Kebocoran ini akibat kurangnya pengawasan di semua tingkatan sekolah dari mulai Sekolah Dasar hingga Perguruan Tinggi.
Politisi Partai Persatuan Pembangunan tersebut mengaku mendapatkan banyak pengadian dari para orang tua siswa yang hanya menerima 40% bantuan tersebut dari operator dan kepala sekolah.
"Bahkan ada yang sama sekali tidak pernah menerima atau fiktif, padahal didalam data penerima namanya tercatat," ungkap Musa, Sabtu (15/7) pagi.
Banyaknya kebocoran diduga akibat Kartu Indonesia Pintar rata-rata dipegang oleh oknum operator atau Kepsek di masing-masing sekolah bukan oleh siswa atau wali murid penerima program.
"Adapun pencairan sistem kolektif seolah-olah siswa memberikan surat kuasa. Ini memiliki potensi kerawanan yang tinggi," tambah Musa.
Kebocoran bantuan tersebut diduga juga melibatkan pihak bank penyalur yang kurang teliti. Walaupun penerima kuasa membuat surat pertanggungjawaban mutlak (SPJM) namun harusnya pencairan secara kolektif dihindari.
"Harusnya on the spot, pihak bank datang ke sekolah, karena mayoritas pelaku penggelapan adalah yang mencairkan bantuan," papar Musa.
Bahkan, Musa menyebut ada kepala sekolah palsu yang membobol bantuan program Indonesia pintar milik 63 siswa SMK swasta di Kabupaten Lebak dengan modus membawa surat kuasa pencairan secara kolektif mengatas namakan kepala sekolah.
"Informasi yang saya dapat mencairkan bantuannya di salah satu Bank BUMN di Malingping padahal jaraknya sangat jauh dari lokasi sekolah, jelas ini janggal," tegasnya.
Selain menemukan bantuan PIP fiktif yang diduga digelapkan oknum operator dan kepala sekolah di semua tingkatan, Musa juga mengaku mendapatkan informasi bahwa adanya praktek 'belah semangka'.
"Antara pihak sekolah dengan oknum yang mengatas namakan utusan aspirator oknum anggota DPR RI. Sehingga siswa yang seharusnya menerima hanya gigit jari, kalau toh ada yang menerima tidak utuh rata-rata 40% dari nilai bantuan yang seharusnya diterima," lanjut Musa.

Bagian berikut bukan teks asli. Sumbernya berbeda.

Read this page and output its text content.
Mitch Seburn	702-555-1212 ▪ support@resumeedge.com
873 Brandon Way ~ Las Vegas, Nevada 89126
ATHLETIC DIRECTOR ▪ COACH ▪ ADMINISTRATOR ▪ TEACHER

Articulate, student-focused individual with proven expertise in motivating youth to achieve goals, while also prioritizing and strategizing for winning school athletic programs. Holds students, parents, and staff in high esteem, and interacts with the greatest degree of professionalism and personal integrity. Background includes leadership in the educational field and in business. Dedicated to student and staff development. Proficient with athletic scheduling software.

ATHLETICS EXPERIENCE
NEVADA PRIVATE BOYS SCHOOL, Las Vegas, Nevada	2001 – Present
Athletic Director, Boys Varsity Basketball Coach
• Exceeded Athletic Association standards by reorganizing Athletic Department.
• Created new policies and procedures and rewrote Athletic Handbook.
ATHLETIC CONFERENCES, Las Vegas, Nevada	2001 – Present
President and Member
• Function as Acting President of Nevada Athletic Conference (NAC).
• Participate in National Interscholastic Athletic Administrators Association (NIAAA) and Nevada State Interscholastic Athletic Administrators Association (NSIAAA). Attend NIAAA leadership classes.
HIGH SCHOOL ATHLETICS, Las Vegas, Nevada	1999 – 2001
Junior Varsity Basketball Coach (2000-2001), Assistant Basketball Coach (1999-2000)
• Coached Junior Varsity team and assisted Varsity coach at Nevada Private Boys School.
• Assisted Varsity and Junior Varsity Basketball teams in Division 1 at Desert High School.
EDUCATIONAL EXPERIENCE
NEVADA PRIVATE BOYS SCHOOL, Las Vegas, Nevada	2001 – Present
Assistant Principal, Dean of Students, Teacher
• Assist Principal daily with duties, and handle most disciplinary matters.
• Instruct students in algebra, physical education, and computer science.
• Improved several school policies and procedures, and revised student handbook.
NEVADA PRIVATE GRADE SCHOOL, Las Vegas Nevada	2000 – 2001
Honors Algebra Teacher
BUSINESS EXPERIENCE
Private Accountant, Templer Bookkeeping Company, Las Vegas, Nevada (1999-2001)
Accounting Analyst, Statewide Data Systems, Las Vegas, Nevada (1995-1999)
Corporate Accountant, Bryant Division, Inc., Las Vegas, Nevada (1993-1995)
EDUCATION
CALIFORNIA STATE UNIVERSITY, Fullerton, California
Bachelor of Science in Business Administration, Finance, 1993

Praktek pungli di lingkungan sekolah dengan melibatkan siswa sangat miris karena secara tidak langsung siswa dididik tidak jujur atau mengetahui ketidak jujuran yang dilakukan oknum guru.
"Bahkan seolah-olah siswa harus mengetahui praktek pungli, ini sangat bahaya karena para pelajar adalah generasi penerus bangsa yang seharusnya tidak dilibatkan dalam lingkaran koruptif," kata Musa.
Menyikapi ini, Musa mengaku sudah berkoordinasi dengan aparat penegak hukum baik di kepolisian, kejaksaan dan komisi pemberantasan korupsi KPK. Ia menyebut ada potensi kerugian negara hingga diatas Rp10 miliar dalam kasus ini di lingkup provinsi Banten.
"Harus ada perubahan sistem pengelolaan dan penyaluran jangan dibiarkan program ini jadi bancakan. Untuk bantuan tahun anggaran 2020, 2021, 2022 dan 2023 harus menjadi atensi khusus aparat penegak hukum dan segera dilakukan audit investigasi oleh BPK RI," pungkas Musa.